If you would like to join ESSLLI and NALOMA in-person, registration is now open! Please keep in mind that early registration closes on June 5th. If you would like to join NALOMA online (ESSLLI cannot be joined online), you don't have to register but you may use this link to join.
After the successful completion of NALOMA’20 and NALOMA’21, NALOMA'22 seeks to continue the series and attract exciting contributions. Particularly, this year NALOMA expands its focus to the whole field of Natural Language Understanding (NLU) . The workshop aims to bridge the gap between ML/DL and symbolic/logic-based approaches to NLU and lay a focus on hybrid approaches. NALOMA'22 will take place August 8-18, 2022, during ESSLLI 2022 organized at the National University of Ireland Galway (a hybrid format is planned).
Recently, there has been a surge of interest in tasks targeting NLU and Reasoning. Particularly, the task of Natural Language Inference (NLI) has received immense attention. This attention has led to the creation of massive datasets and the training of large, deep models reaching human performance (e.g., Liu et al. 2019, Pilault et al. 2020). The world-knowledge encapsulated in such models and their robust nature enable such models to deal with diverse and large data in an efficient way. However, it has been repeatedly shown that such models fail to solve basic inferences and lack generalization power. When presented with differently biased data (Poliak et al. 2018, Gururangan et al. 2018) or with inferences containing hard linguistic phenomena, (e.g., Dasgupta et al. 2018, Nie et al. 2018, Naik et al. 2018, Glockner et al. 2018, Richardson et al. 2020, McCoy et al. 2019, Yanaka et al. 2020, to name only a few), they struggle to reach the baseline.
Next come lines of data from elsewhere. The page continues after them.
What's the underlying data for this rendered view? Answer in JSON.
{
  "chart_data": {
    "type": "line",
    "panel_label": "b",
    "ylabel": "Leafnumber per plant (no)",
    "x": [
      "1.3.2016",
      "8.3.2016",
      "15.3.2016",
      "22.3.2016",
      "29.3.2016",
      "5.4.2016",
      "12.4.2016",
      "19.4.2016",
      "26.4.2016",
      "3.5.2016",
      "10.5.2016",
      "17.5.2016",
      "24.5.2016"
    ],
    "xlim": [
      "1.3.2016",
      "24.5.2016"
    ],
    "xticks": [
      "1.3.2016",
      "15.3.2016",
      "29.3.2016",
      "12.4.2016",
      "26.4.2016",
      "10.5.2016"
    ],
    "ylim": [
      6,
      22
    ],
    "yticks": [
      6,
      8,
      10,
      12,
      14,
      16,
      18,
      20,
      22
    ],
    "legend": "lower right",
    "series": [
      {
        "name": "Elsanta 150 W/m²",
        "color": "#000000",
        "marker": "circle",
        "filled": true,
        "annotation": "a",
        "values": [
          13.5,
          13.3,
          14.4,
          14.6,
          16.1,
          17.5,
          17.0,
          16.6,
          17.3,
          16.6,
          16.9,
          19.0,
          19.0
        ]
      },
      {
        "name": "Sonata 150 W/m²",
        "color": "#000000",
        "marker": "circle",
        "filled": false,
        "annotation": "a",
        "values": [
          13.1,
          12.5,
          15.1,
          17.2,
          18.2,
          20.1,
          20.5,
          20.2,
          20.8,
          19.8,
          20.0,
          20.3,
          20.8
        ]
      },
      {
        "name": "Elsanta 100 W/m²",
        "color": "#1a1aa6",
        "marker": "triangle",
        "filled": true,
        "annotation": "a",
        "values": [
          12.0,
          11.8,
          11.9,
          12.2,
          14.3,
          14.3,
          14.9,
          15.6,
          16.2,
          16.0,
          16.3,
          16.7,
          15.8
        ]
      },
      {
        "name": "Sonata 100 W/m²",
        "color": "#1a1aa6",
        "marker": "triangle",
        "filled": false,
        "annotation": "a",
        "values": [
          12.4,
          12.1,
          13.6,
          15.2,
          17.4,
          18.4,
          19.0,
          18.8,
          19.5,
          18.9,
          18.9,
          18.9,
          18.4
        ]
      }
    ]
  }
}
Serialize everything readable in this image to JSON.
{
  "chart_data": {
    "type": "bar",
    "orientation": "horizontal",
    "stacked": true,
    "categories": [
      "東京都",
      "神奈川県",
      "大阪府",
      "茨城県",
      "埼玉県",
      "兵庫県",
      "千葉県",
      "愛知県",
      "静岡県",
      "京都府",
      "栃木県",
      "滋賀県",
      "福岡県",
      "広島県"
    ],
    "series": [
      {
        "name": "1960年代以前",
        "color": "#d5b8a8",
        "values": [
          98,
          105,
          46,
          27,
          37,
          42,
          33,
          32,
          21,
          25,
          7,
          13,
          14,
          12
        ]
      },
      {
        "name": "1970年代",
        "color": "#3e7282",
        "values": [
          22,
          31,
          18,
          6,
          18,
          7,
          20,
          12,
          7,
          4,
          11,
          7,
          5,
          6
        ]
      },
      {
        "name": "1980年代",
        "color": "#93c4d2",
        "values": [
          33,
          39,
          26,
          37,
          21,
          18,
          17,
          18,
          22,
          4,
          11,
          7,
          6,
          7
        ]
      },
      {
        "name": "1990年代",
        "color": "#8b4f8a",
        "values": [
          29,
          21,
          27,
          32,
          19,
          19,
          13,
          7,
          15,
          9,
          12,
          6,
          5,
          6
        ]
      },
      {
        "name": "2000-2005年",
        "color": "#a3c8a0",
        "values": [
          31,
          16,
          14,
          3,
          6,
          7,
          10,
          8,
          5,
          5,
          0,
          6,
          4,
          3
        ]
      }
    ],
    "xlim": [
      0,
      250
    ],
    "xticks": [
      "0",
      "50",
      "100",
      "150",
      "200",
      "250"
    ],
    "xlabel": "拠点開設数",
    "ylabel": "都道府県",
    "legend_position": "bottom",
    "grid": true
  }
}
Explicitly detecting and solving these weaknesses is only partly possible, e.g., through appropriate datasets, because such models act like black-boxes with low explainability. At the same time, another strand of research has targeted more traditional approaches to reasoning, employing some kind of logic or semantic formalism. Such approaches excel in precision, especially of inferences with hard linguistic phenomena, e.g., negation, quantifiers, modals, etc. (e.g., Bernardy and Chatzikyriakidis 2017, Yanaka et al. 2018, Chatzikyriakidis and Bernardy 2019, Hu et al. 2019, Abzianidze 2020, to name only a few). However, they suffer from inadequate world-knowledge and lower robustness, making it hard for them to compete with state-of-the-art models. Thus, lately, a third research direction seeks to close the gap between the two approaches by employing hybrid methods (e.g., Liang et al. 2017, Kalouli et al 2020, Ebrahimi et al. 2021), combining the strengths of each approach and mitigating its weaknesses.
We see such hybrid research efforts as promising not only to overcome the described challenges and advance the field, but also to contribute to the symbolic-deep learning "debate" that has emerged in the field of NLU. We would like to further promote this research direction and foster fruitful dialog between the two disciplines. This workshop aims to bring together researchers working on hybrid methods in any subfield of NLU, including but not limited to NLI, QA, Sentiment Analysis, Dialog, Machine Translation, Summarization, etc. The workshop is also suitable for researchers working on one of the two disciplines but interested in moving into the hybrid direction. The novelty of NALOMA'22 compared to NALOMA'20 and NALOMA'21 is that it gets decoupled from NLI and welcomes a broader focus on other NLU tasks, as we believe that the main principles of hybrid methodology are shared across subfields.